L'amico, che qualcuno un giorno avrebbe fatto santo, alzò lo sguardo, incrociando per un attimo quello di Ishley, e le sorrise per poi prodursi in una smorfia esasperata che quasi le fece scappare una risata.
«Quindi sale e aceto?» ritentò dopo un'altra manciata di secondi.
«Mmmmh non lo so. Ehi scusa, ma queste sono piccanti?»
«Dipende cosa intendi per piccante»
«Forse meglio di no allora. Ma quindi non hai assaggiato nemmeno le classiche? Sempre per il sale dico...»
«Nope, neanche le classiche» negò Nojiko, mentre dava il resto al penultimo avventore a parte loro. «Ecco a te, grazie»
«E invece le rustiche sai come sono? Perché le rustiche a volte sono un po' tipo affumicate e se lo sono poco mi piacciono ma se lo sono tanto poi...»

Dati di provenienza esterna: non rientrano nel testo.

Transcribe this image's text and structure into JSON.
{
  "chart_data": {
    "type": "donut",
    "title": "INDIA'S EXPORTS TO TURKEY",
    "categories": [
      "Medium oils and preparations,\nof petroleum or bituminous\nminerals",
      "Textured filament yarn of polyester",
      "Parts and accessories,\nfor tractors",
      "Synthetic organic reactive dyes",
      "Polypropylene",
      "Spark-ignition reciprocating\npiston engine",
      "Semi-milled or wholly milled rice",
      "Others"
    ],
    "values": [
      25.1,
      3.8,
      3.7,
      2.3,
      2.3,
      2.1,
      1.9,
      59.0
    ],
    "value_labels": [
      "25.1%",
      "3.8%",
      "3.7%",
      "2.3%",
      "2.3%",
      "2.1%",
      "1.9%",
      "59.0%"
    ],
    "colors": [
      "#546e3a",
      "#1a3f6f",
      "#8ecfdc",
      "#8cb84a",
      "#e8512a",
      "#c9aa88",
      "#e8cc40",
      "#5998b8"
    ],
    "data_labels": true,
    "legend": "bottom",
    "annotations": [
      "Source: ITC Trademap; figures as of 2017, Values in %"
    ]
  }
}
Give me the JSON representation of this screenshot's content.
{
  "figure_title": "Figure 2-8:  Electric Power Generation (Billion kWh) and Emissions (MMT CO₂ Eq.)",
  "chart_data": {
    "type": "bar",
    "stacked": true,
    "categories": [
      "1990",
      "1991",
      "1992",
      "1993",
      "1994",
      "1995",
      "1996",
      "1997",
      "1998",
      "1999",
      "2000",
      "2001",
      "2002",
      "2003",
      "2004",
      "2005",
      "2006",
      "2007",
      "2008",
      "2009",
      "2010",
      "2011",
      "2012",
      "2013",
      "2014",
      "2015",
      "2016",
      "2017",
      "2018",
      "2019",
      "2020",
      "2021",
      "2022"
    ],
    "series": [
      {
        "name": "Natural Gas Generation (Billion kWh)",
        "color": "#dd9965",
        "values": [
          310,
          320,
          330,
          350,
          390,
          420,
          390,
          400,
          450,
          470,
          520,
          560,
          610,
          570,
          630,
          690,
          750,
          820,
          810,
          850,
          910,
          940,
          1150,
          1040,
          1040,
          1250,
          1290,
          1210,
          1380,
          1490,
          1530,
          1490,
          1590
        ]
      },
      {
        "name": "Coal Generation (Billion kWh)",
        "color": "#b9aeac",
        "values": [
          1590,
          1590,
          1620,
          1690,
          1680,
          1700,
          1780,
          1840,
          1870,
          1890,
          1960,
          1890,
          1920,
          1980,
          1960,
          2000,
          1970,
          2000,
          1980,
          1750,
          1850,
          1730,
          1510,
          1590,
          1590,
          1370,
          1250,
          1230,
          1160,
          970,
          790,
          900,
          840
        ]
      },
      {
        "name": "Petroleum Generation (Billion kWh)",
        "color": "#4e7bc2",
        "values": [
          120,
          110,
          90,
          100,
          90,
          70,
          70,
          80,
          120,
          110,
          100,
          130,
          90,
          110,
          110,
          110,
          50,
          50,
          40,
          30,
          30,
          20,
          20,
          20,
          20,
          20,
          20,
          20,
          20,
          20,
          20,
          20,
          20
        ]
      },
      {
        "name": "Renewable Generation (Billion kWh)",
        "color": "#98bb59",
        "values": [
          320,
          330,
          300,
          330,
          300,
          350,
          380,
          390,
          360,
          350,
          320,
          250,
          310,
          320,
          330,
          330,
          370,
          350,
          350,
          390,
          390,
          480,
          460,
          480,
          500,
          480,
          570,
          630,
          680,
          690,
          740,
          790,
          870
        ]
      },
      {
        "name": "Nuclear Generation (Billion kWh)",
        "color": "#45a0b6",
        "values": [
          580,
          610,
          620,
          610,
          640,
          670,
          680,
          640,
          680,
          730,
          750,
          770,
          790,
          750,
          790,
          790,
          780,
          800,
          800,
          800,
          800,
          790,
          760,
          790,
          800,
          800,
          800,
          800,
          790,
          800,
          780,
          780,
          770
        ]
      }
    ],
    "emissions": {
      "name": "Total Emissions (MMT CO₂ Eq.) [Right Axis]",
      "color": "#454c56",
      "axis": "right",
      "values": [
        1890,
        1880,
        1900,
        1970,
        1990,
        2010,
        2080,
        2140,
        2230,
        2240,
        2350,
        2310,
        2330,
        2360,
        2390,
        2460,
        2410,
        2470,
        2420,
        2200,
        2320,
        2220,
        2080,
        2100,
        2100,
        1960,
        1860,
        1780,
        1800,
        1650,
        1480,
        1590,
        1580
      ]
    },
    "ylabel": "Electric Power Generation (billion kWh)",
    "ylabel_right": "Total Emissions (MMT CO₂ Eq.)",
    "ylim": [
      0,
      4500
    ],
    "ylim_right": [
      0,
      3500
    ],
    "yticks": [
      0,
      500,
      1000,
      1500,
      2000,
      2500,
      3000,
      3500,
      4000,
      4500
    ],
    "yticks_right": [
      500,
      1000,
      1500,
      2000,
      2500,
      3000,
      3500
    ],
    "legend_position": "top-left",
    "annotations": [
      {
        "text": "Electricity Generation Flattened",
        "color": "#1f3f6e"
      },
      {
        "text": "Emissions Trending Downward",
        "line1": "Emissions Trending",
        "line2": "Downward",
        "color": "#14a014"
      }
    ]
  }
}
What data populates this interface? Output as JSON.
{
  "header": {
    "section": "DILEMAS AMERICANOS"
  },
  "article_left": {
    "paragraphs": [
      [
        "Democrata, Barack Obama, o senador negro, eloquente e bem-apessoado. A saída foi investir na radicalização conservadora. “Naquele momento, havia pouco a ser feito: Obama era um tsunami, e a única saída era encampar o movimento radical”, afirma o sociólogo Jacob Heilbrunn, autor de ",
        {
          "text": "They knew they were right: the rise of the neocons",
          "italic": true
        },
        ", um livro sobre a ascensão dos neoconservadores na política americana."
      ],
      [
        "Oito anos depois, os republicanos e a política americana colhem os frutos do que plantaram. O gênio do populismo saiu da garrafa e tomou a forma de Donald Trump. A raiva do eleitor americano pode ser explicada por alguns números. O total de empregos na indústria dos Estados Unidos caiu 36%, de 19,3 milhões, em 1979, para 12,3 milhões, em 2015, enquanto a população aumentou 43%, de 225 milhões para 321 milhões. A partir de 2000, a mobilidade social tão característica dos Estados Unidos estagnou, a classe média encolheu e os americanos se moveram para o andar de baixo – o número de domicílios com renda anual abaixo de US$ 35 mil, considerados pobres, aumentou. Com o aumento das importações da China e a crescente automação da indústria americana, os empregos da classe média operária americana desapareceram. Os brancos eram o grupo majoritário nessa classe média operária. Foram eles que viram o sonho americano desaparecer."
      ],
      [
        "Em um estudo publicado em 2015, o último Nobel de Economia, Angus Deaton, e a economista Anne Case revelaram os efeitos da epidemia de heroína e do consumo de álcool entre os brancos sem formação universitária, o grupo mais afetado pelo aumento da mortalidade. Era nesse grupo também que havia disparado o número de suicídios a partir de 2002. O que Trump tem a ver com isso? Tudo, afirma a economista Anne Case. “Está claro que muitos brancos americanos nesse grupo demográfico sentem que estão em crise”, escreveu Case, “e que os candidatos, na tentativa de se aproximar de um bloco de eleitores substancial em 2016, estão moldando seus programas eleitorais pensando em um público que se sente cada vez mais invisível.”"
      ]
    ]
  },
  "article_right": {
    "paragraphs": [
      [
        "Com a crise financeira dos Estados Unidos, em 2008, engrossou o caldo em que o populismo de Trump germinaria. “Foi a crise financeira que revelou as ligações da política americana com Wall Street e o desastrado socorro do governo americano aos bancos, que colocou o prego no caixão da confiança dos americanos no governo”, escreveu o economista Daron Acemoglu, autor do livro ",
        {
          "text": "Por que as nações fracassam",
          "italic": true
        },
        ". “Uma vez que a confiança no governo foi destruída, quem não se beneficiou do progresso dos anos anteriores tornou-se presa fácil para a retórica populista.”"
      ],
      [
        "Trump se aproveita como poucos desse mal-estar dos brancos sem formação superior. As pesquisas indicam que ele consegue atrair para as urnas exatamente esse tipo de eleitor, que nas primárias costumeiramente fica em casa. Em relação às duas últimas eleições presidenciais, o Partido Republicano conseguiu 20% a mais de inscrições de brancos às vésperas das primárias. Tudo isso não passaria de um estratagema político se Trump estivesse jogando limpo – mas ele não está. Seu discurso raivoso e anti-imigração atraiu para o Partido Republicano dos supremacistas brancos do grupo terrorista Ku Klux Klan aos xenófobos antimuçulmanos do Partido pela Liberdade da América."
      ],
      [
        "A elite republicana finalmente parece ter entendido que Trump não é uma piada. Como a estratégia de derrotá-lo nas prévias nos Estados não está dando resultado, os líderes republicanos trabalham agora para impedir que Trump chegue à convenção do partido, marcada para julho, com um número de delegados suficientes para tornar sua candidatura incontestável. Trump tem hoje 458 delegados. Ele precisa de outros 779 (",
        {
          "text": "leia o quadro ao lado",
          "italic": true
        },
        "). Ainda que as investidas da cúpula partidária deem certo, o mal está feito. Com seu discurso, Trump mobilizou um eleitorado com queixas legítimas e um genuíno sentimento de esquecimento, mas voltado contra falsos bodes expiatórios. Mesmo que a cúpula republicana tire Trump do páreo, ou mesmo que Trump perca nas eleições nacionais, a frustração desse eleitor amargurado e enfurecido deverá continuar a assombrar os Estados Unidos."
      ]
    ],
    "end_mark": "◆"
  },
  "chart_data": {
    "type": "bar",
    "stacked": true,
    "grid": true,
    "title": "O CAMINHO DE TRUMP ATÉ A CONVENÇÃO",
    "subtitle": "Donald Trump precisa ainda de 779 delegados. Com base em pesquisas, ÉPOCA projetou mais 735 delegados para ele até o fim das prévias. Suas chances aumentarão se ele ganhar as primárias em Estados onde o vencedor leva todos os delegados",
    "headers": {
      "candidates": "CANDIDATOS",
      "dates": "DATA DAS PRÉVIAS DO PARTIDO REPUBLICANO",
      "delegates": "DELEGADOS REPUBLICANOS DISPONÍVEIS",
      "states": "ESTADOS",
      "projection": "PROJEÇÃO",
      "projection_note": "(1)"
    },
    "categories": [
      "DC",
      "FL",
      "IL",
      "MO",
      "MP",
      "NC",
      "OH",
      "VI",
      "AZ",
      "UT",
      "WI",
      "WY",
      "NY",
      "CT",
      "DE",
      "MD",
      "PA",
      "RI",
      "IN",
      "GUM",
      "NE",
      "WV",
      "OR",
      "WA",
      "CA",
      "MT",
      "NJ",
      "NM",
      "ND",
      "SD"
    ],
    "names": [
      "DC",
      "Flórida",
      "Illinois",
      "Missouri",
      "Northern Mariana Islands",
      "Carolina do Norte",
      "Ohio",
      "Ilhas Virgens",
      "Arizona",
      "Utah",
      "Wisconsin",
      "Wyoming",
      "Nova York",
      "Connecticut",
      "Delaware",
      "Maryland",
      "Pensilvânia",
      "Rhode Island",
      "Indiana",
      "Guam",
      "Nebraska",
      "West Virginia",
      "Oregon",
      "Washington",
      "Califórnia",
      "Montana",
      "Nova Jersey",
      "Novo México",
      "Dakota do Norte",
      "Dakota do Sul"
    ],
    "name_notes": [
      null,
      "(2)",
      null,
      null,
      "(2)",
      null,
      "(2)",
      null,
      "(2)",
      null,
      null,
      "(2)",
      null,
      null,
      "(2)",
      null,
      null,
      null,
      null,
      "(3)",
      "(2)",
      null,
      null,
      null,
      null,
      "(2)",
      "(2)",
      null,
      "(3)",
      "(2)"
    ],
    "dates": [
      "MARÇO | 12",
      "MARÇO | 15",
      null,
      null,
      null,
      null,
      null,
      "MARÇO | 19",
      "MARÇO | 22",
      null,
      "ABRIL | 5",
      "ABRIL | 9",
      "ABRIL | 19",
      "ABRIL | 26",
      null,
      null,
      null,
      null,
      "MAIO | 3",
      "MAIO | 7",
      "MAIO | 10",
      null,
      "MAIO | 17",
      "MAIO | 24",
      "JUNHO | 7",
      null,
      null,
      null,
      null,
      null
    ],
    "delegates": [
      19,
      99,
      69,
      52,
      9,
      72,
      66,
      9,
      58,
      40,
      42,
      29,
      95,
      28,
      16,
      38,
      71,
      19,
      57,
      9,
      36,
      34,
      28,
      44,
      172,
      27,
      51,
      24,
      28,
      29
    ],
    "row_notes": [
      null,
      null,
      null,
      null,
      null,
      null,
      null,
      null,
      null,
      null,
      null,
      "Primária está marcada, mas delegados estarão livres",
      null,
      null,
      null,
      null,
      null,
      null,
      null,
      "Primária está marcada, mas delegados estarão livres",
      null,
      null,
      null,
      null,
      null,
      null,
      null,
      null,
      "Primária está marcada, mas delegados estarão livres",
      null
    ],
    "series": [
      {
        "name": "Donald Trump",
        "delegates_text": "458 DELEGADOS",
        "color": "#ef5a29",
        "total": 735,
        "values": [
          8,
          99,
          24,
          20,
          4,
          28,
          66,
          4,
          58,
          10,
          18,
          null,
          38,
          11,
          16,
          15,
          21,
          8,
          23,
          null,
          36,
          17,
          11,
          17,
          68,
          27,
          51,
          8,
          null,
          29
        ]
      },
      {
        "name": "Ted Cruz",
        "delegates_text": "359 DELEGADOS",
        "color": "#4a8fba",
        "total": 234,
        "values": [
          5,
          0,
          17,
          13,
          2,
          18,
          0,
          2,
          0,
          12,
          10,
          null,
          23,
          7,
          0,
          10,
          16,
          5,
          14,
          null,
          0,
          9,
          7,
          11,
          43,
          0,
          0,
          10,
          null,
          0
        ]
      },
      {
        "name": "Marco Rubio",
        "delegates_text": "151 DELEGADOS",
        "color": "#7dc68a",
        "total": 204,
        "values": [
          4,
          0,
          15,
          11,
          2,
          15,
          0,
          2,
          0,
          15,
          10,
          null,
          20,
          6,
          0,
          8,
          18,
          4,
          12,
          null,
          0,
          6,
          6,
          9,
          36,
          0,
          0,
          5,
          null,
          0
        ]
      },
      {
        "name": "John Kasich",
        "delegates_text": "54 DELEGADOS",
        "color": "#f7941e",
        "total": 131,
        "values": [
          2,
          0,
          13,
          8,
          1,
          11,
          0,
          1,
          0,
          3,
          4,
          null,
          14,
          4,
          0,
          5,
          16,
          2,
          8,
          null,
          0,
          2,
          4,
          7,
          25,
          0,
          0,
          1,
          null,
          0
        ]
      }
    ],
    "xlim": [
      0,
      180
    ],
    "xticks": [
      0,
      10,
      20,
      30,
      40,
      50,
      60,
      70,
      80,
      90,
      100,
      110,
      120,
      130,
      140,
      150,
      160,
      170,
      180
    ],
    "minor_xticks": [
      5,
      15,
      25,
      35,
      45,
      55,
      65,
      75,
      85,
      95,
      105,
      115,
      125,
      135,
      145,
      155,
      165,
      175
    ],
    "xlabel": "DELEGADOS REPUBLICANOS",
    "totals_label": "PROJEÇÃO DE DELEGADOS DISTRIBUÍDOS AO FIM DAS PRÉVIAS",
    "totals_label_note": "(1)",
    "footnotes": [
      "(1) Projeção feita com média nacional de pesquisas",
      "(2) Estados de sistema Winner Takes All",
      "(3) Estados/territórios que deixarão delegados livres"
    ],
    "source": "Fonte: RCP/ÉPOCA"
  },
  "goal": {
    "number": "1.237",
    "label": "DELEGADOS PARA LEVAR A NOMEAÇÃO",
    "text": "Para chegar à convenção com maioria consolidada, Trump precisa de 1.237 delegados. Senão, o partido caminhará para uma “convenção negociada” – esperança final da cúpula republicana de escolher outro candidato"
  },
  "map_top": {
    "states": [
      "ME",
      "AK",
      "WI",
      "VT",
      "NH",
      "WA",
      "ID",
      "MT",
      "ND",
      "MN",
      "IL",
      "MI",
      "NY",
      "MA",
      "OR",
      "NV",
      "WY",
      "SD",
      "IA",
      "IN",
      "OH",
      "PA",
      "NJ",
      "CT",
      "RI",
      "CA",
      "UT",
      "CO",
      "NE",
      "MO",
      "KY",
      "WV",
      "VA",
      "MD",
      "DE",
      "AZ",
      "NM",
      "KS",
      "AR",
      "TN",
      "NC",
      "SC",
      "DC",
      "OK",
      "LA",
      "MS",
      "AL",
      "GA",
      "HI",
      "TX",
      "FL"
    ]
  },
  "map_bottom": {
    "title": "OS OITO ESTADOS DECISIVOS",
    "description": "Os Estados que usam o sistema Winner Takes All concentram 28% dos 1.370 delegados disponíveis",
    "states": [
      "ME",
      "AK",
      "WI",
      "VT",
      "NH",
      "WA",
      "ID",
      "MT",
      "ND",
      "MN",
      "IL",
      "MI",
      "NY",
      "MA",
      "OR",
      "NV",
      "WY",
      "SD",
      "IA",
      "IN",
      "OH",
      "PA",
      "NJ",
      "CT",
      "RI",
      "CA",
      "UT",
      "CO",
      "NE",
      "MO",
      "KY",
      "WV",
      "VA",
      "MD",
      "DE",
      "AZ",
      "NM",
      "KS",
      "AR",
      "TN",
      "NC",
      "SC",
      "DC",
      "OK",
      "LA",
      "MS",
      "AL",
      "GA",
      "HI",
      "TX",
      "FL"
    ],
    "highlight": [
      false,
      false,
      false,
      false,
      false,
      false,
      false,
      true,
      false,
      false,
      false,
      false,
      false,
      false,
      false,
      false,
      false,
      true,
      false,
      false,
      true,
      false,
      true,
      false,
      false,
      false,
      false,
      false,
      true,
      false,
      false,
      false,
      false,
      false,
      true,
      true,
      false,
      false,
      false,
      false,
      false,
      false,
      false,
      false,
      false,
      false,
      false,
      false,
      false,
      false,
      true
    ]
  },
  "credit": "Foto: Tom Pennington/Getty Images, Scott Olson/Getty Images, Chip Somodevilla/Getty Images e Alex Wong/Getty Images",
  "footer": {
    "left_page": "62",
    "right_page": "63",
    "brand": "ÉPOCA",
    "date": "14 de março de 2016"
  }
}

Ishley non provò neanche a fermarsi quando le mani calarono un po' più forte del dovuto sul bancone nel rimettersi dritta. «Amico» chiamò con una lievissima nota isterica nella voce «Prendi quelle al pepe rosa e lime, lì! Più giù... più giù... sinistra... eccole! Quelle non hanno sale, sono dodici grammi meno delle altre perché il lime costa ma al netto dello svantaggio quantità-prezzo il sapore compensa quindi prendi quelle e vai» inalò a fondo a fine tirata, studiando l'espressione scioccata del ragazzo e cogliendo vagamente quella divertita del suo amico. «Okay?!»
«O-okay»
«Fantastico!» esalò esasperata nel girarsi, già pronta ad archiviare la faccenda come perdita dei filtri numero non era dato sapere.
«Nojiko dovresti assumerla»
Ishley guardò sorpresa il ragazzo fulvo, che non la stava guardando di rimando, ma sorrideva sincero a Nojiko.
«Voglio dire, può gestire sia i clienti che gli scocciatori, è come un tuo clone»
«Chabo hai sentito? Stai per perdere il lavoro!» alzò la voce Nojiko, rivolta verso l'altro lato del chiosco.
«Che cosa?!»
«Ehi, non voglio avercelo sulla coscienza!» protestò Ishley con un sorriso.
«Io sono Pen e, scherzi a parte, ti sono debitore per aver frenato la follia di Clione» buttò un'occhiata all'amico che, patatine strette in mano, stava aspettando Pen a distanza di sicurezza.
«Io sono Ishley ed è stato un piacere» rispose Ishley, sorreggendo la testa con la mano. «Sia conoscerti che il resto, quando vuoi, puoi anche chiamarmi, funziono anche da remoto»
«Ah» rise Pen. «Sei troppo gentile, dovrò offrirti da bere. Ma ora purtroppo devo andare, grazie per la limonata Nojiko e buona giornata a tutte e due signore»
«Buona giornata a te!» lo salutò Ishley con la mano, portandola poi alla treccia mentre si rigirava verso il bancone, di nuovo sorridente.
Non fece in tempo ad appoggiarsi che una lattina verde prato entrò nel suo campo visivo, con un leggero "thud" contro il legno.
«The verde ai fiori di sambuco. Ho scelto io come da accordi» le sorrise Nojiko. «Vuoi un bicchiere?»
«Oh no, grazie, mi basta una cannuccia» la fermò Ishley, servendosi da sola dal barattolo delle cannucce.
«Flirt interessante comunque» commentò la barista, spostando gli ingredienti necessari al mojito dagli scaffali al banco da lavoro. Ishley sobbalzò, gettando qualche canuccia fuori dal barattolo.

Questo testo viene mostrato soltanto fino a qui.